I talk about Jesus and people wonder if I'm a Christian, and really, I don't care what you call me - we need Jesus now, he speaks directly to our situation. If we can get beyond "interfaith dialogue," if we can get that it's not about the faiths "getting along," but about realizing our brotherhood and sisterhood and the urgency of our common calling and to a communion of humanity, then we achieve incredible momentum. Jesus stood before the Temple and said -- this is coming down. And the writer of John (2:21) explains -- just in case anyone is not clear on the theology -- "he was speaking of the Temple of his body." Body of Christ -- all of humanity united in spiritual communion, to undertake and continue the work of transforming this world into the Kingdom of God.
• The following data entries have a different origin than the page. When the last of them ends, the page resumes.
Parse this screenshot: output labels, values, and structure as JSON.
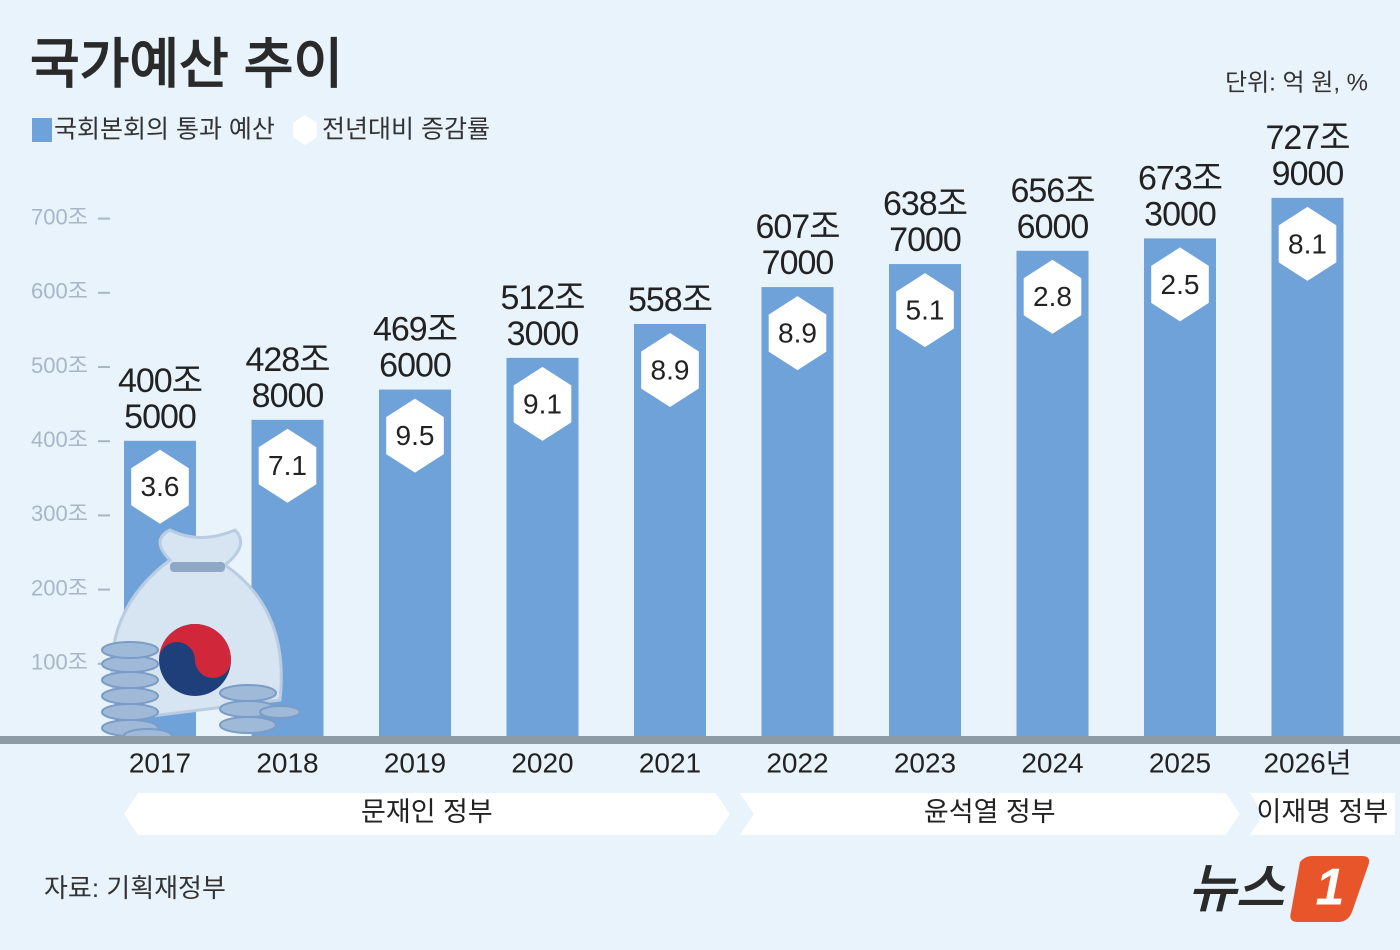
{
  "chart_data": {
    "type": "bar",
    "title": "국가예산 추이",
    "unit_note": "단위: 억 원, %",
    "categories": [
      "2017",
      "2018",
      "2019",
      "2020",
      "2021",
      "2022",
      "2023",
      "2024",
      "2025",
      "2026년"
    ],
    "series": [
      {
        "name": "국회본회의 통과 예산",
        "color": "#6ea2d8",
        "values": [
          400.5,
          428.8,
          469.6,
          512.3,
          558,
          607.7,
          638.7,
          656.6,
          673.3,
          727.9
        ],
        "value_labels": [
          [
            "400조",
            "5000"
          ],
          [
            "428조",
            "8000"
          ],
          [
            "469조",
            "6000"
          ],
          [
            "512조",
            "3000"
          ],
          [
            "558조"
          ],
          [
            "607조",
            "7000"
          ],
          [
            "638조",
            "7000"
          ],
          [
            "656조",
            "6000"
          ],
          [
            "673조",
            "3000"
          ],
          [
            "727조",
            "9000"
          ]
        ]
      },
      {
        "name": "전년대비 증감률",
        "color": "#ffffff",
        "values": [
          3.6,
          7.1,
          9.5,
          9.1,
          8.9,
          8.9,
          5.1,
          2.8,
          2.5,
          8.1
        ]
      }
    ],
    "ylim": [
      0,
      800
    ],
    "yticks": [
      {
        "value": 100,
        "label": "100조"
      },
      {
        "value": 200,
        "label": "200조"
      },
      {
        "value": 300,
        "label": "300조"
      },
      {
        "value": 400,
        "label": "400조"
      },
      {
        "value": 500,
        "label": "500조"
      },
      {
        "value": 600,
        "label": "600조"
      },
      {
        "value": 700,
        "label": "700조"
      }
    ],
    "groups": [
      "문재인 정부",
      "윤석열 정부",
      "이재명 정부"
    ],
    "source": "자료: 기획재정부",
    "logo": [
      "뉴스",
      "1"
    ]
  }
}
You ask, can Muslims follow Jesus and stay Muslim. I know Muslims (actually most of the Muslims that I know) who are clear that following Jesus is being true to Islam. The same for me as a Jew -- it's no stretch at all. Jesus was a Jew, fully in the line of the prophets, and he was taking Judaism where it was supposed to go, and, in that historical context, where it urgently needed to go to be true to itself. History got in the way and we ended up with a separate religion. So much for religions -- they divide rather than join. That's our challenge today -- to come together to bring the Kingdom, and for that not to be a "Christian" thing but a universal message. Heck, that was the Christian idea from the beginning, to take what was tribal and sectarian and make it universal.

I haven't done a good job making this brief, so I'll cut if off here. Thanks for getting this going, brother.